It was about 7 am on Friday morning, November 30, 2012, and I was taking the day off. Just as I settled down to a cup of coffee and the newspaper, my cell phone started ringing, and I immediately recognized Conrail’s Chief Risk Officer was trying to reach me. He greeted me with “four tank cars in the Mantua Creek, one breached and a vapor cloud of vinyl chloride is over the town”. The town was Paulsboro, NJ. Over the next fortnight, I learned the meaning of crisis management first hand.
The first thing I did was call our claims department to get folks on the scene to assist those affected. Our CRO had already contacted our emergency response providers. The next thing was to contact our insurance broker to notify our general and property liability towers. I turned on the TV, and aerial pictures of the scene were on every channel (the President was due in town that day across the river at the airport). I called two of our internal lawyers, one who handled media relations and one who managed our environmental litigation to get to Paulsboro as soon as possible. I then jumped in my car to head to our operating headquarters knowing the National Transportation Safety Board would be convening an emergency conference call of all stakeholders to explain the rules of the road for such an incident.
I am a trained commercial lawyer, focusing on litigation and transactions. Never in my 30 years as an attorney had I faced this type of situation; a situation only magnified by social media and the 24-hour news cycle.
When I arrived at our New Jersey offices, I was deluged by phone calls from our corporate owners, wanting to make sure we had sufficient resources. The first thing they did was send a team from a public relations firm to assist us. The next thing I learned was that the U.S. Coast Guard had taken jurisdiction over the incident, wresting it from the NTSB. When I finally got to the general incident site that afternoon, there were already 400-500 people engaged. The USCG had set up an incident command that strictly followed military protocol.

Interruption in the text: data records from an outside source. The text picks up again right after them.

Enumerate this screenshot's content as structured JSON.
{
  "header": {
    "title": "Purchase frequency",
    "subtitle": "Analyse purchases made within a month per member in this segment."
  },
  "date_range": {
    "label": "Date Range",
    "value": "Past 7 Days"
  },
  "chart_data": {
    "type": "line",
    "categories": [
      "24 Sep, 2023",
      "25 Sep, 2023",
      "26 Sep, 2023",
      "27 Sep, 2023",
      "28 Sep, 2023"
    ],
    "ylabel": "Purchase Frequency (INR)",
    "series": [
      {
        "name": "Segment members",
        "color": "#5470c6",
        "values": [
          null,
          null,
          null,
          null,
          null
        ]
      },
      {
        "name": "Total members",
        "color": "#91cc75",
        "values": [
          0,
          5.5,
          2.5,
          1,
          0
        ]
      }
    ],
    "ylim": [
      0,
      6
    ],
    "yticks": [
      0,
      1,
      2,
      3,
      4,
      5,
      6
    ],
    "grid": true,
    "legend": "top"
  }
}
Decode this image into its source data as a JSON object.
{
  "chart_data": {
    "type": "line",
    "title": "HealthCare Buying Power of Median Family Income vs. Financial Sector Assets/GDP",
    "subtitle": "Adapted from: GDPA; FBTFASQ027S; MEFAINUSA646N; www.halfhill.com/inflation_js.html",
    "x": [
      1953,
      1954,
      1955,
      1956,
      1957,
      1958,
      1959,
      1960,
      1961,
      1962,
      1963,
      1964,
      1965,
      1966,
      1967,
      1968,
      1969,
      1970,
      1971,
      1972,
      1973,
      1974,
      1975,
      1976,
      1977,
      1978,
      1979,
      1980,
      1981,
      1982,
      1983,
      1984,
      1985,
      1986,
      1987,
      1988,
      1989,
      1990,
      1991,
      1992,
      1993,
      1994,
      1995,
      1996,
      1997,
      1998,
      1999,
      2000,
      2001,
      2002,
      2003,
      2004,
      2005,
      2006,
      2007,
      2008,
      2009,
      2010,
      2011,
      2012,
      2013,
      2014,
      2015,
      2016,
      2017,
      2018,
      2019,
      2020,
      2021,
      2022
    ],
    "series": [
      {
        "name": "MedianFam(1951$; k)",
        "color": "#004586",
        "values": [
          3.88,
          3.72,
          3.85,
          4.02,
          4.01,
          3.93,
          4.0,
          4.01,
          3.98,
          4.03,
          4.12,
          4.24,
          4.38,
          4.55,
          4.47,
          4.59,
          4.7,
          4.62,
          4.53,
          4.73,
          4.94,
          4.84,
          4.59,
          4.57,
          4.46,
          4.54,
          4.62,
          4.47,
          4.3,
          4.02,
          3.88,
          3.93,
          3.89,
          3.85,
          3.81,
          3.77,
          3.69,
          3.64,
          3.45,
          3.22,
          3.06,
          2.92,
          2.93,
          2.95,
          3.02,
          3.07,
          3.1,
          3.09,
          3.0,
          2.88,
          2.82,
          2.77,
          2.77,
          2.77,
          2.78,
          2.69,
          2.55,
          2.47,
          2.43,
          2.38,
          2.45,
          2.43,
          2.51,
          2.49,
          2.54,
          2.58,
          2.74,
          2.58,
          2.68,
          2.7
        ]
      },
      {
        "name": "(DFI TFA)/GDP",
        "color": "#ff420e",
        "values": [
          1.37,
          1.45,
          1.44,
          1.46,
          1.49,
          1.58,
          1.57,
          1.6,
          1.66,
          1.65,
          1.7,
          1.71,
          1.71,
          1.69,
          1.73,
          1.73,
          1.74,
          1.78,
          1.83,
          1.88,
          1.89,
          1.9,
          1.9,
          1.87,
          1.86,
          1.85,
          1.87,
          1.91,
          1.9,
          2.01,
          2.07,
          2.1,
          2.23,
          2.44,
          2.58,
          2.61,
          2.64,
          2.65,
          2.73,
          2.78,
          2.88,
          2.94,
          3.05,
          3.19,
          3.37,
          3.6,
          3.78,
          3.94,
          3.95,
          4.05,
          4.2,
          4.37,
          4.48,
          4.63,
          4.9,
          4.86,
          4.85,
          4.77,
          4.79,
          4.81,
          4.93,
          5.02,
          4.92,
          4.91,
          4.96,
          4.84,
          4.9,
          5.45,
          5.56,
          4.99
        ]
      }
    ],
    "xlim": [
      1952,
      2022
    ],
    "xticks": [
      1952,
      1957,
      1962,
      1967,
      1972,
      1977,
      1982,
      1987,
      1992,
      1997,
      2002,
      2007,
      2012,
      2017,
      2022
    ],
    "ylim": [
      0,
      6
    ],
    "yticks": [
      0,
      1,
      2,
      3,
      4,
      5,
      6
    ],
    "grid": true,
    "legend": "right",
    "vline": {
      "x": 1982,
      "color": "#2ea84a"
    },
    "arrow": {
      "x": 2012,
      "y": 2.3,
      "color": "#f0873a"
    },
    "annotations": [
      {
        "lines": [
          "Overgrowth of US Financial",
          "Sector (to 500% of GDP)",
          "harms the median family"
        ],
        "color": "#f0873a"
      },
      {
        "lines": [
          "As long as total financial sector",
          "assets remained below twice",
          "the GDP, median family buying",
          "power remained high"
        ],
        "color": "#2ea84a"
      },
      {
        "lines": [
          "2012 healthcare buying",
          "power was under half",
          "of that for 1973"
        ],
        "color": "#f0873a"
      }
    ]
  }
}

Over the next 24-72 hours, as the Responsible Party, we had to provide enormous financial and human resources to meet the requirements of the Coast Guard. We had to make scores of critical decisions each hour. At one point, we were incurring costs of $1M a day. We had to coordinate and then support an evacuation of 10% of the town; providing hotel rooms, meal vouchers, dog sitters and anything else you could imagine. At the same time, state and federal officials paraded through the command center. The press was omnipresent.
Never in my 30 years as an attorney had I faced this type of situation; a situation only magnified by social media and the 24-hour news cycle.
We also had to try and assemble our own legal team to preserve evidence, begin to conduct an investigation into the incident (the NTSB puts strict limits on any investigatory activities during an active incident). We had to respond to the first lawsuits within 48 hours of the incident as plaintiff’s lawyers jockeyed for control. And, at the same time, we needed to keep our Board of Directors and our insurers constantly apprised of developments.
Anyone who has experienced anything like this endures what becomes a life-changing experience. In many respects, it felt like my entire career had culminated at this moment. In-house counsel serves as the critical linchpin to coordinate and manage all disciplines in what can be an existential crisis for a business.